Der Führer kramte inzwischen in seinem Rucksack, bis er ein Schreiben gefunden hatte, welches durchaus keinem parfümierten Liebesbrief ähnlich sah, sondern durch das grobe Papier und die gekritzelte Aufschrift verriet, daß es aus einem Feldlager stammte. Doch für Klärchen war es wie mit einer Phönixfeder geschrieben und keine Vignette zweier sich schnäbelnder Täubchen auf feinstem Rosablättchen hätte sie freundlicher angemutet und ihr Herz mit süßeren zärtlichen Empfindungen erfüllt als dieser mit einem großen Klecks behaftete Bivouacbrief, den ihr der Bergführer überbrachte.

Während sie las, ruhte das Auge des Alten mit Wohlgefallen auf dem lieblichen Kinde, ja mit Zärtlichkeit und Rührung – sah sie doch der eigenen Tochter ähnlich, die er früh verloren, die oben in der Schneegrubenbaude lange Jahre wirtschaftlich gewaltet, bis sie ihr Herz an einen Fremden hing, der sie entführte und dann verließ, so daß sie sich mit ihrem Kinde das Leben nahm. Die tiefen Furchen in dem Antlitz des ehrwürdigen Mannes deuteten auf dieses schmerzliche Erlebnis.
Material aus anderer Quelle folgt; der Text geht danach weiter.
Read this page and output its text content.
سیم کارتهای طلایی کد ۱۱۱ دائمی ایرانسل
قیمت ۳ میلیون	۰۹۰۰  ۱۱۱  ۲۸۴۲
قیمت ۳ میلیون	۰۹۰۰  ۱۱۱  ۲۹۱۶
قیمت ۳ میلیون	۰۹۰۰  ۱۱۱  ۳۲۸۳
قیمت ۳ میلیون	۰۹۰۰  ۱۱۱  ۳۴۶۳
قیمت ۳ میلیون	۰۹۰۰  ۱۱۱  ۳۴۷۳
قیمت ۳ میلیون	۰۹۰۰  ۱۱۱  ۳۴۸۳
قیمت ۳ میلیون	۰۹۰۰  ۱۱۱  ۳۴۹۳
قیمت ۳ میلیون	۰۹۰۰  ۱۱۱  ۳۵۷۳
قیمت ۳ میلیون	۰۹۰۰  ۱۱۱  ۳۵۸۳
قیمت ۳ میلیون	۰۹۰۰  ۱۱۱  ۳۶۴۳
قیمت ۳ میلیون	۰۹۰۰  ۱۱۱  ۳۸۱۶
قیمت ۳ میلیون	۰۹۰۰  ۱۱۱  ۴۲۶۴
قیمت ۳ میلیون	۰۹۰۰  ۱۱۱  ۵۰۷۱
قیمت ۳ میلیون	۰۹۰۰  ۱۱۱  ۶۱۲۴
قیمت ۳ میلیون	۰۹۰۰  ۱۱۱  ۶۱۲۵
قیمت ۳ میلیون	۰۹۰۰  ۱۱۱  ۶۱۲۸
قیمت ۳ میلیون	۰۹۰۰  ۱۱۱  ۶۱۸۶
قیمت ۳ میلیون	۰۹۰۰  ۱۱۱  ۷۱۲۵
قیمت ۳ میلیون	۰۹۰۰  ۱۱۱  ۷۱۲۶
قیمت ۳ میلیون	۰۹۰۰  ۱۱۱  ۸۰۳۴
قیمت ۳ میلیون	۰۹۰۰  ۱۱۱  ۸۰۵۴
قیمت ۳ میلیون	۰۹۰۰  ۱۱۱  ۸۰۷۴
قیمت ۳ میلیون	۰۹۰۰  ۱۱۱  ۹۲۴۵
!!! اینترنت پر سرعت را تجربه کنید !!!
„O, das wäre schön, das wäre himmlisch!“ rief jetzt Klärchen. „Wenn sich die Zuzüge noch mehren, soll ein Teil der Mannschaften, besonders die Rekruten, hier auf die Burg kommen. Und Ihr habt Robert bei guter Gesundheit getroffen?“

„Der Herr Kandidat ist kerngesund! Die frische Luft bekommt ihm besser als das Sitzen hinter dem Schreibtisch! Er ist ja so ein lateinischer Gelehrter; wie ich so viele mit ihren Ränzchen und Wanderstab über die Berge geführt. Doch so mancher knickte traurig zusammen, wenn er das Hohe Rad erklettert hatte, und es gab welche, die der Sturm umzublasen drohte. Tannen und Fichten konnten sie alle nicht unterscheiden; nur der eine mit der blauen Brille, der sich mit den Blumen im Teufelsgarten am Bramberg unterhielt, der wußte, wie sie alle lateinisch heißen – weiß Gott, wer sie da oben getauft hat! Doch wenn er seine Nase nicht in die Blumen und Kräuter stecken konnte, da war er verdrossen und schimpfte auf das Knieholz. War er selbst doch verkrüppelt wie das herumkriechende grüne Gewürm!“

„Da ist Herr Robert doch ein anderer Mann – nicht wahr?“

„Mein’s wohl. Und die Uniform und der schmucke Jägerhut stehn ihm gar gut, und mit dem Säbel rasselt er, als wär’ er darangeschnallt gewesen von Kindesbeinen an.“

„Ach Gott, wenn sie nur nicht mit den Franzosen handgemein werden!“

„Nun, deshalb rüsten sie sich doch zum Kriege,“ sagte Rübezahl lächelnd.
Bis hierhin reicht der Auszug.